In retrospect, it's easy to mistake Pixar's success as savvy planning on the part of Lasseter ("talented artist"), Catmull ("creative scientist") and Jobs ("visionary entrepreneur"), but the docu goes a long way to remind just how remarkable the meeting of these three minds proved. After all, even Lucas, who developed Pixar as the computer-graphics arm of his own filmmaking operation, decided to cut it loose before the division had revealed its true promise.
Narrated by Stacy Keach, pic opens with the image of a spinning zoetrope, followed by highlights from a century of hand-drawn toons, a fitting reminder of just how far animation has evolved to reach the sophistication evident in Pixar's product. The key, of course, was the introduction of the computer -- a tool Lasseter has elsewhere referred to as a multimillion-dollar pencil.

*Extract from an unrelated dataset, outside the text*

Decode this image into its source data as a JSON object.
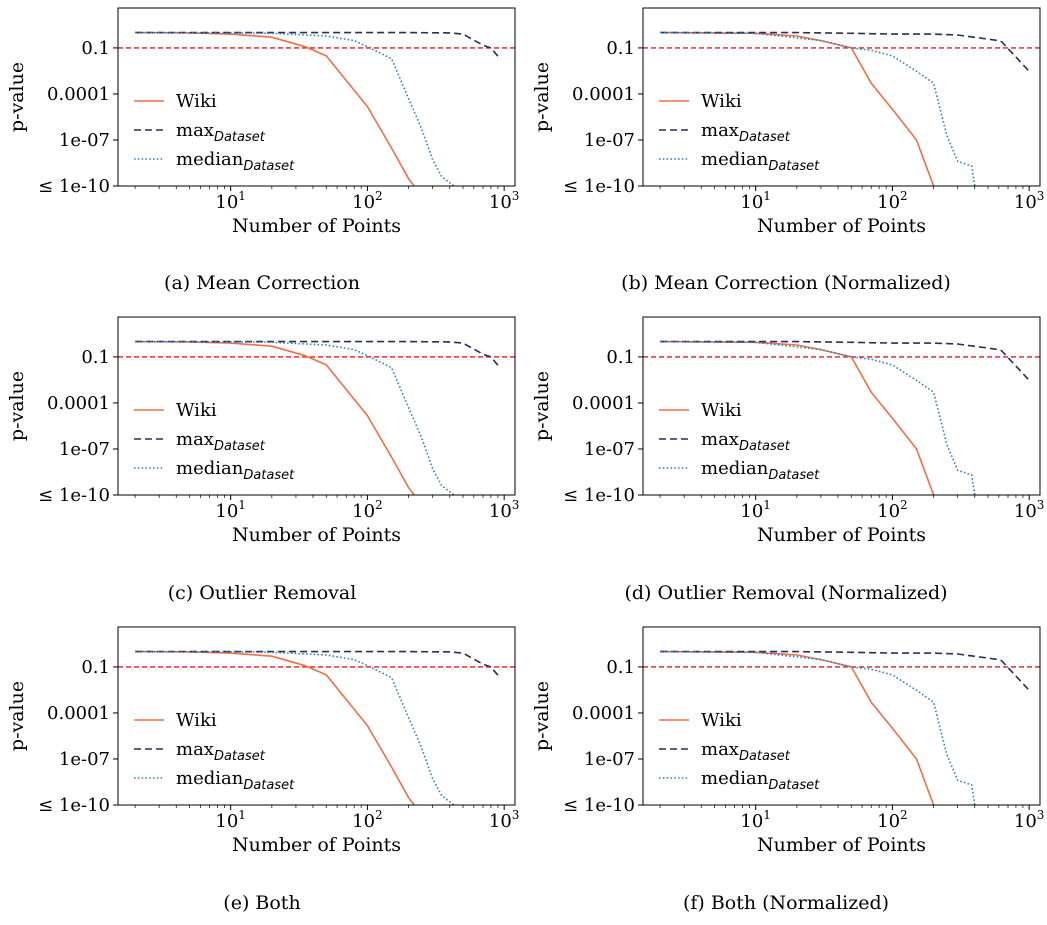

In other tellings of the Pixar story, Disney figures as the would-be villain (for letting Lasseter go during the early days of computer animation), with Lasseter's promotion to chief creative officer of Disney animation seen as the underdog-hero's poetic victory. But now that Disney and Pixar are one and the same, and because Iwerks' docu was produced internally, such dramatics have no place in this telling -- which probably makes for a more accurate account of events, considering that neither company would be where it is today without the other.